1. Random acts of kindness
In practice, I’m not at all opposed to random acts of kindness. I’ve been the recipient of a free cup of coffee, a kind word or a smile from a stranger, and who knows how many other “random” acts of kindness in my lifetime.
But in the workspace, what if we made them intentional acts of kindness? What if instead of, occasionally, when some local radio station reminds us to be nice to each other, we actively set out to perform intentional acts of kindness every day, every week? Be the one who refills the printer tray, the one who holds the door for someone whose arms are full, the one who lets someone else have a turn first. These are all things we can do intentionally that help others have better workdays. What if we thought in advance to wish someone a happy birthday, or a happy Tuesday, or a happy anniversary of your employment? Instead of random, those would be on their actual birthday or anniversary, etc. What if we took the time to ask people about how their kids are doing or how their most recent vacation was when they come back after being gone? Those simple acts might demonstrate to someone else that we care.

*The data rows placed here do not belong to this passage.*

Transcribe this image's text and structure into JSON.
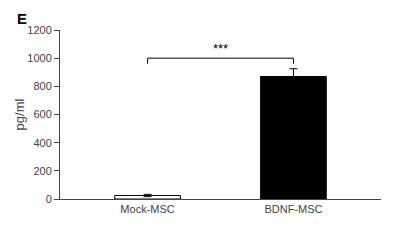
{
  "chart_data": {
    "type": "bar",
    "categories": [
      "Mock-MSC",
      "BDNF-MSC"
    ],
    "values": [
      25,
      870
    ],
    "errors": [
      8,
      55
    ],
    "colors": [
      "white",
      "black"
    ],
    "ylabel": "pg/ml",
    "ylim": [
      0,
      1200
    ],
    "yticks": [
      0,
      200,
      400,
      600,
      800,
      1000,
      1200
    ],
    "grid": false,
    "annotations": [
      {
        "text": "***",
        "from": "Mock-MSC",
        "to": "BDNF-MSC",
        "y": 1000
      },
      {
        "text": "E"
      }
    ]
  }
}
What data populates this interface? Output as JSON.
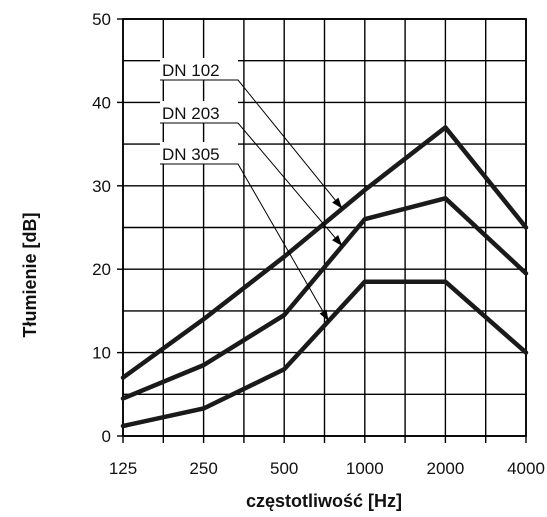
{
  "chart_data": {
    "type": "line",
    "xlabel": "częstotliwość [Hz]",
    "ylabel": "Tłumienie [dB]",
    "categories": [
      "125",
      "250",
      "500",
      "1000",
      "2000",
      "4000"
    ],
    "ylim": [
      0,
      50
    ],
    "yticks": [
      "0",
      "10",
      "20",
      "30",
      "40",
      "50"
    ],
    "grid": true,
    "series": [
      {
        "name": "DN 102",
        "values": [
          7,
          14,
          21.5,
          29.5,
          37,
          25
        ]
      },
      {
        "name": "DN 203",
        "values": [
          4.5,
          8.5,
          14.5,
          26,
          28.5,
          19.5
        ]
      },
      {
        "name": "DN 305",
        "values": [
          1.2,
          3.3,
          8,
          18.5,
          18.5,
          10
        ]
      }
    ]
  }
}
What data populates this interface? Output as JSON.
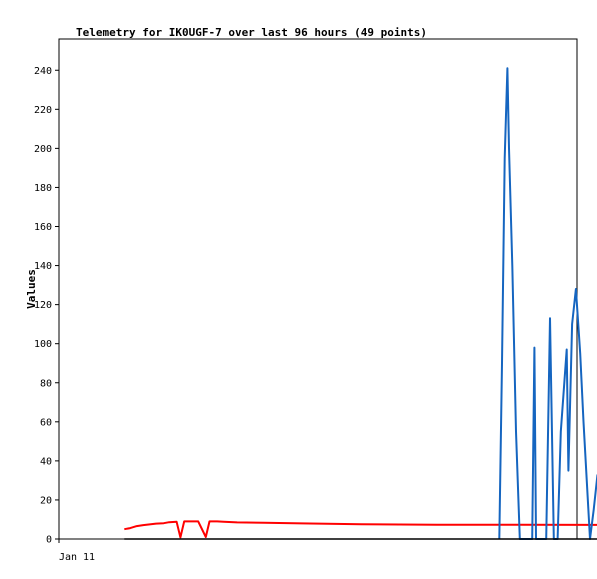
{
  "chart_data": {
    "type": "line",
    "title": "Telemetry for IK0UGF-7 over last 96 hours (49 points)",
    "xlabel": "",
    "ylabel": "Values",
    "x_tick_labels": [
      "Jan 11"
    ],
    "y_ticks": [
      0,
      20,
      40,
      60,
      80,
      100,
      120,
      140,
      160,
      180,
      200,
      220,
      240
    ],
    "xlim": [
      0,
      96
    ],
    "ylim": [
      0,
      256
    ],
    "grid": false,
    "legend": "none",
    "series": [
      {
        "color": "#ff0000",
        "points": [
          [
            12.1,
            5
          ],
          [
            13.2,
            5.6
          ],
          [
            14.4,
            6.6
          ],
          [
            15.6,
            7.1
          ],
          [
            16.6,
            7.4
          ],
          [
            18.0,
            7.9
          ],
          [
            19.4,
            8.1
          ],
          [
            20.4,
            8.6
          ],
          [
            21.8,
            8.8
          ],
          [
            22.5,
            0.8
          ],
          [
            23.2,
            9.0
          ],
          [
            24.4,
            9.0
          ],
          [
            25.8,
            9.0
          ],
          [
            27.2,
            1.0
          ],
          [
            27.9,
            9.0
          ],
          [
            29.3,
            9.0
          ],
          [
            30.5,
            8.8
          ],
          [
            33.0,
            8.5
          ],
          [
            38.0,
            8.3
          ],
          [
            45.0,
            8.0
          ],
          [
            56.0,
            7.6
          ],
          [
            70.0,
            7.3
          ],
          [
            85.0,
            7.3
          ],
          [
            100.2,
            7.2
          ]
        ]
      },
      {
        "color": "#1565c0",
        "points": [
          [
            81.6,
            0
          ],
          [
            82.1,
            90
          ],
          [
            82.6,
            195
          ],
          [
            83.1,
            241
          ],
          [
            83.4,
            200
          ],
          [
            84.0,
            140
          ],
          [
            84.7,
            55
          ],
          [
            85.4,
            0
          ],
          [
            87.7,
            0
          ],
          [
            88.1,
            98
          ],
          [
            88.4,
            0
          ],
          [
            88.9,
            0
          ],
          [
            90.3,
            0
          ],
          [
            91.0,
            113
          ],
          [
            91.7,
            0
          ],
          [
            92.4,
            0
          ],
          [
            93.0,
            55
          ],
          [
            94.1,
            97
          ],
          [
            94.4,
            35
          ],
          [
            95.1,
            110
          ],
          [
            95.8,
            128
          ],
          [
            96.6,
            95
          ],
          [
            97.2,
            60
          ],
          [
            98.4,
            0
          ],
          [
            99.1,
            15
          ],
          [
            99.8,
            33
          ]
        ]
      },
      {
        "color": "#000000",
        "points": [
          [
            12.1,
            0
          ],
          [
            100.2,
            0
          ]
        ]
      }
    ]
  }
}
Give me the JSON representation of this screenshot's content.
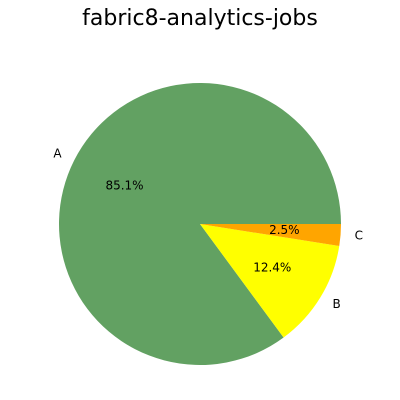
{
  "chart_data": {
    "type": "pie",
    "title": "fabric8-analytics-jobs",
    "slices": [
      {
        "label": "A",
        "value": 85.1,
        "pct_label": "85.1%",
        "color": "#62a162"
      },
      {
        "label": "B",
        "value": 12.4,
        "pct_label": "12.4%",
        "color": "#ffff00"
      },
      {
        "label": "C",
        "value": 2.5,
        "pct_label": "2.5%",
        "color": "#ffa500"
      }
    ],
    "start_angle_deg": 0,
    "direction": "counterclockwise",
    "legend": "none"
  }
}
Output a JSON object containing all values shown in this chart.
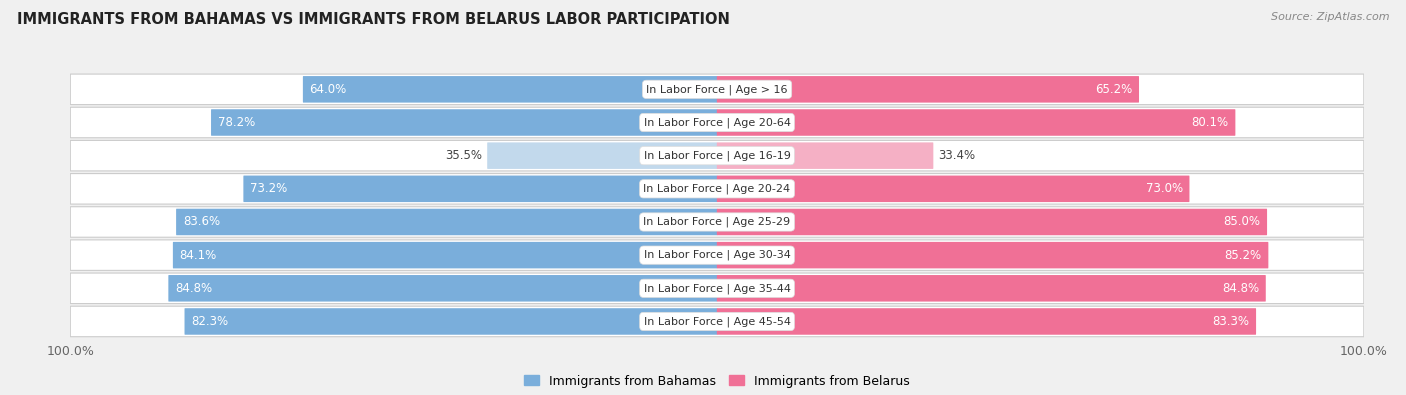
{
  "title": "IMMIGRANTS FROM BAHAMAS VS IMMIGRANTS FROM BELARUS LABOR PARTICIPATION",
  "source": "Source: ZipAtlas.com",
  "categories": [
    "In Labor Force | Age > 16",
    "In Labor Force | Age 20-64",
    "In Labor Force | Age 16-19",
    "In Labor Force | Age 20-24",
    "In Labor Force | Age 25-29",
    "In Labor Force | Age 30-34",
    "In Labor Force | Age 35-44",
    "In Labor Force | Age 45-54"
  ],
  "bahamas_values": [
    64.0,
    78.2,
    35.5,
    73.2,
    83.6,
    84.1,
    84.8,
    82.3
  ],
  "belarus_values": [
    65.2,
    80.1,
    33.4,
    73.0,
    85.0,
    85.2,
    84.8,
    83.3
  ],
  "bahamas_color": "#7aaedb",
  "bahamas_color_light": "#c2d9ec",
  "belarus_color": "#f07096",
  "belarus_color_light": "#f5b0c5",
  "background_color": "#f0f0f0",
  "row_bg_even": "#f8f8f8",
  "row_bg_odd": "#eeeeee",
  "bar_height": 0.72,
  "max_value": 100.0,
  "legend_bahamas": "Immigrants from Bahamas",
  "legend_belarus": "Immigrants from Belarus",
  "label_fontsize": 8.5,
  "cat_fontsize": 8.0,
  "title_fontsize": 10.5
}
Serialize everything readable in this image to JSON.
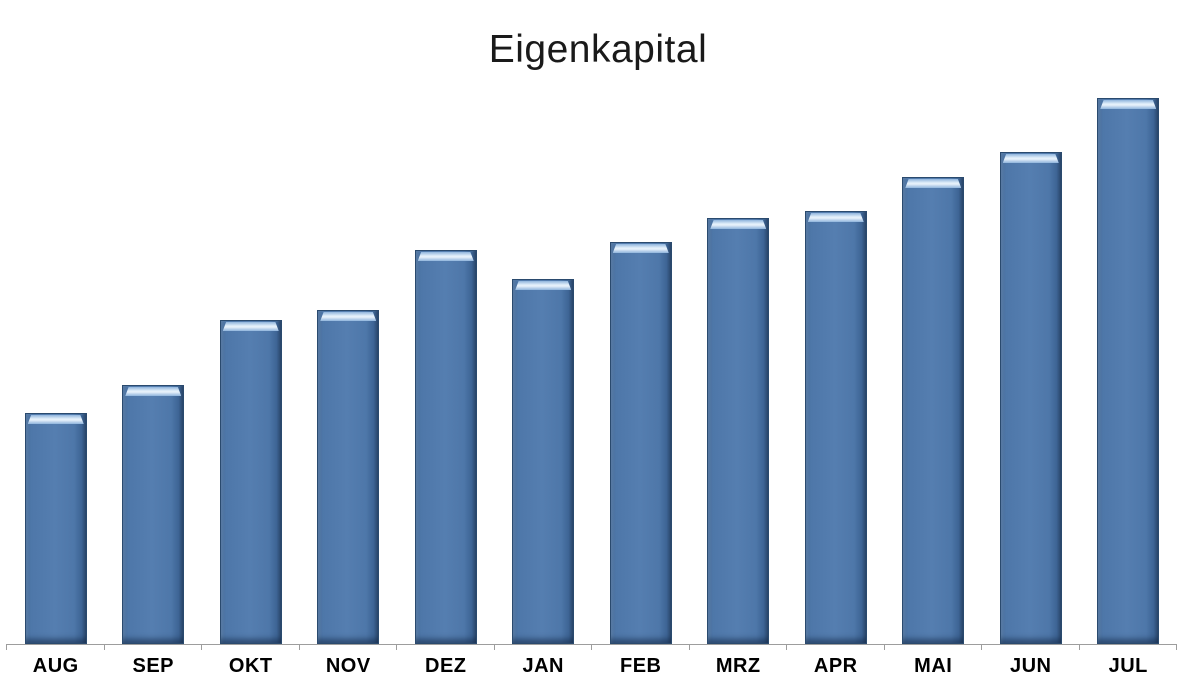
{
  "chart_data": {
    "type": "bar",
    "title": "Eigenkapital",
    "categories": [
      "AUG",
      "SEP",
      "OKT",
      "NOV",
      "DEZ",
      "JAN",
      "FEB",
      "MRZ",
      "APR",
      "MAI",
      "JUN",
      "JUL"
    ],
    "values": [
      231,
      259,
      324,
      334,
      394,
      365,
      402,
      426,
      433,
      467,
      492,
      546
    ],
    "value_unit": "relative-pixel-height",
    "xlabel": "",
    "ylabel": "",
    "ylim": [
      0,
      556
    ],
    "value_axis_visible": false,
    "gridlines": false,
    "legend_position": "none",
    "bar_style": "beveled-3d"
  },
  "colors": {
    "background": "#ffffff",
    "bar_fill": "#4e77a9",
    "bar_fill_edge_dark": "#2c486c",
    "bar_border": "#2a4a6e",
    "bar_top_highlight": "#dcebf8",
    "axis_line": "#9d9d9d",
    "title_text": "#1a1a1a",
    "label_text": "#000000"
  }
}
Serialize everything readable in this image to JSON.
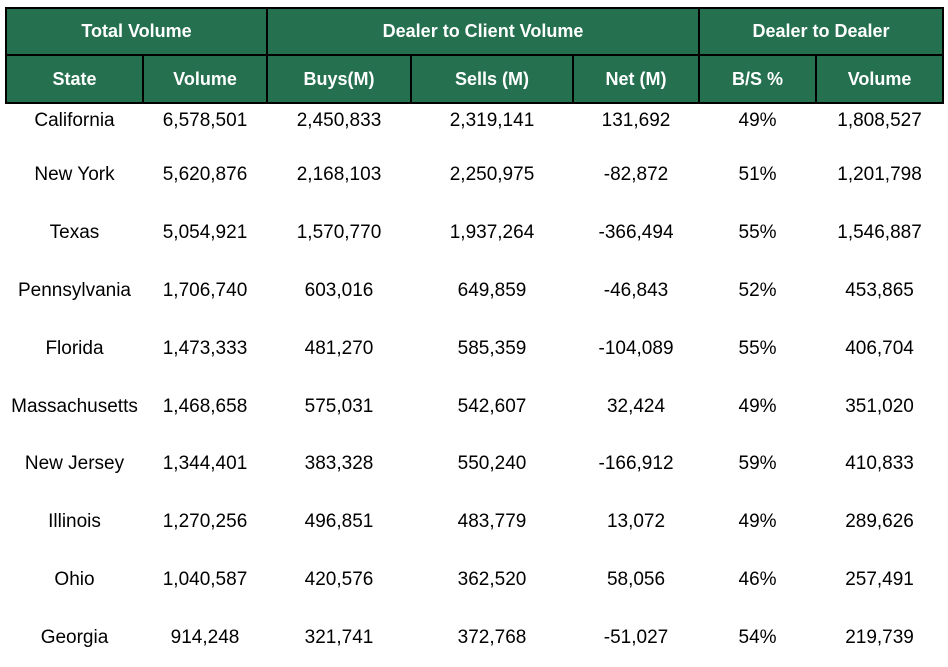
{
  "colors": {
    "header_background": "#25704f",
    "header_text": "#ffffff",
    "border": "#000000",
    "body_text": "#000000"
  },
  "table": {
    "group_headers": [
      {
        "label": "Total Volume",
        "span": 2
      },
      {
        "label": "Dealer to Client Volume",
        "span": 3
      },
      {
        "label": "Dealer to Dealer",
        "span": 2
      }
    ],
    "columns": [
      "State",
      "Volume",
      "Buys(M)",
      "Sells (M)",
      "Net (M)",
      "B/S %",
      "Volume"
    ],
    "rows": [
      [
        "California",
        "6,578,501",
        "2,450,833",
        "2,319,141",
        "131,692",
        "49%",
        "1,808,527"
      ],
      [
        "New York",
        "5,620,876",
        "2,168,103",
        "2,250,975",
        "-82,872",
        "51%",
        "1,201,798"
      ],
      [
        "Texas",
        "5,054,921",
        "1,570,770",
        "1,937,264",
        "-366,494",
        "55%",
        "1,546,887"
      ],
      [
        "Pennsylvania",
        "1,706,740",
        "603,016",
        "649,859",
        "-46,843",
        "52%",
        "453,865"
      ],
      [
        "Florida",
        "1,473,333",
        "481,270",
        "585,359",
        "-104,089",
        "55%",
        "406,704"
      ],
      [
        "Massachusetts",
        "1,468,658",
        "575,031",
        "542,607",
        "32,424",
        "49%",
        "351,020"
      ],
      [
        "New Jersey",
        "1,344,401",
        "383,328",
        "550,240",
        "-166,912",
        "59%",
        "410,833"
      ],
      [
        "Illinois",
        "1,270,256",
        "496,851",
        "483,779",
        "13,072",
        "49%",
        "289,626"
      ],
      [
        "Ohio",
        "1,040,587",
        "420,576",
        "362,520",
        "58,056",
        "46%",
        "257,491"
      ],
      [
        "Georgia",
        "914,248",
        "321,741",
        "372,768",
        "-51,027",
        "54%",
        "219,739"
      ]
    ]
  }
}
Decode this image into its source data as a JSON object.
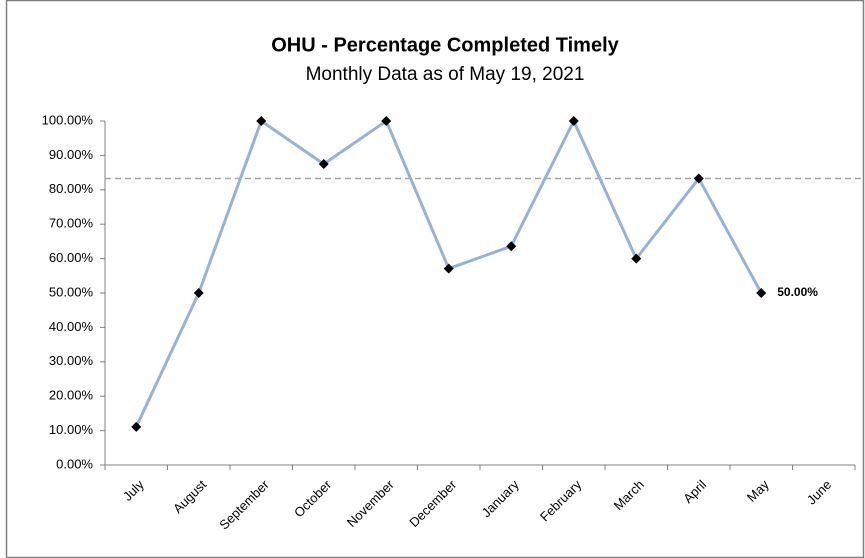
{
  "chart_data": {
    "type": "line",
    "title": "OHU - Percentage Completed Timely",
    "subtitle": "Monthly Data as of May 19, 2021",
    "categories": [
      "July",
      "August",
      "September",
      "October",
      "November",
      "December",
      "January",
      "February",
      "March",
      "April",
      "May",
      "June"
    ],
    "series": [
      {
        "name": "Percentage Completed Timely",
        "color": "#95b3d7",
        "values": [
          11.1,
          50,
          100,
          87.5,
          100,
          57.1,
          63.6,
          100,
          60,
          83.3,
          50,
          null
        ],
        "value_labels": [
          null,
          null,
          null,
          null,
          null,
          null,
          null,
          null,
          null,
          null,
          "50.00%",
          null
        ]
      }
    ],
    "reference_line": 83.3,
    "ylim": [
      0,
      100
    ],
    "yticks": [
      {
        "value": 0,
        "label": "0.00%"
      },
      {
        "value": 10,
        "label": "10.00%"
      },
      {
        "value": 20,
        "label": "20.00%"
      },
      {
        "value": 30,
        "label": "30.00%"
      },
      {
        "value": 40,
        "label": "40.00%"
      },
      {
        "value": 50,
        "label": "50.00%"
      },
      {
        "value": 60,
        "label": "60.00%"
      },
      {
        "value": 70,
        "label": "70.00%"
      },
      {
        "value": 80,
        "label": "80.00%"
      },
      {
        "value": 90,
        "label": "90.00%"
      },
      {
        "value": 100,
        "label": "100.00%"
      }
    ]
  }
}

To clarify – I’m advocating not for random acts of kindness but intentional acts of kindness that we can commit to in the workplace. Let’s make a list and commit. By creating intentional acts of kindness, we can help others, model good behaviors that will spread, and co-create kinder communities. When we are intentional about things, we create habits. And isn’t being kind a nice thing to get in the habit of?
2. I’m sorry but...
Let me be clear here, I am not opposed to apologies. In fact, I think saying “I’m sorry” is a powerful way to demonstrate humility, accountability, and genuine relationship building. Here’s the problem with the phrase “I’m sorry, but…” - that one little word: “but”. Those three letters negate everything that came before them. In the phrase, for example, “I don’t mean to be rude, but…”, the “but” signals that I’m about to be rude anyway. In the phrase “I mean no disrespect, but…” I’m signaling that I’m actually going to be disrespectful.
The same goes for “I’m sorry, but”. The “but” signals that I’m not actually sorry or taking any accountability for my actions. In fact, I’m probably about to push my wrongdoing back on someone else instead of actually acknowledging the impact of my behavior (whether it was intended or not) and expressing regret or empathy.
Instead of shifting blame, we should simply accept accountability. Instead of “I’m sorry, but the printer was jammed”, if we accepted accountability, the sentence might look like “I’m sorry I waited until the last minute to print.”
What’s the benefit here? By demonstrating accountability, we are avoiding finger-pointing, and we’re modeling behaviors that help others take accountability for their own actions. We’re even potentially adopting a growth mindset to avoid getting into this spot in the future.
3. That’s not my job
I can’t be the only one who is deeply frustrated by this particular expression. Let’s strike it entirely from our workplace vocabularies! Does something need to be done? Instead of saying “that’s not my job,” what if we said, “how can I help?”
Trash on the floor? Pick it up and toss it in the garbage.
Someone needs to fill Greg in on the conversation that happened while he was out sick? Pick up the phone and call Greg (or if Greg prefers to communicate via email, click “New Message” in Outlook).
Morale flagging because of a heavy workload, a busy season, or discouraging news? Create a bright spot, bring in snacks, offer a moment of levity or encouragement.
You could even take this as far as to say it’s my job to fix my own attitude so as not to bring others down. Since we co-create our own workspaces, if I’m giving off the noise, drama, complaining, and garbage that comes from letting myself wallow in a bad day, I’m going to create clouds of noise, drama, complaining, and garbage around me. Creating workplace culture–and honestly creating even the environment in which we operate– really is everyone’s job. You and your team spend a lot of time in the office or logged on; make it a nice place to be.
4. Don’t you agree?
This last one is a bit of a slippery rock. I’ve heard it several times lately, with slightly different wording, but the gist is posing a leading question that shuts down diversity of thought. If I start a sentence with, “Don’t you agree that…” I am making it harder for you to raise objections, concerns, risks, or a different perspective.
We should be celebrating our differences! The conversations that so many organizations and teams are having in the realm of diversity, equity, and inclusion tells us that we need to value and open the door for perspectives that are different from our own. If I’m leading with, “don’t you agree”, I am reducing the likelihood of honest conversation. Instead of “don’t you agree,” let’s try more open, inviting expressions, such as, “What do you think?” Or “How do you see it?” Or “I’d like to hear your perspective.”
So there you have it, four phrases we should stop using at work.
Maybe we won’t eliminate these phrases entirely, but since we all know that words really do matter, I encourage us to stop and think about these particular combinations of words and how we can reduce them to keep making workdays even better around us.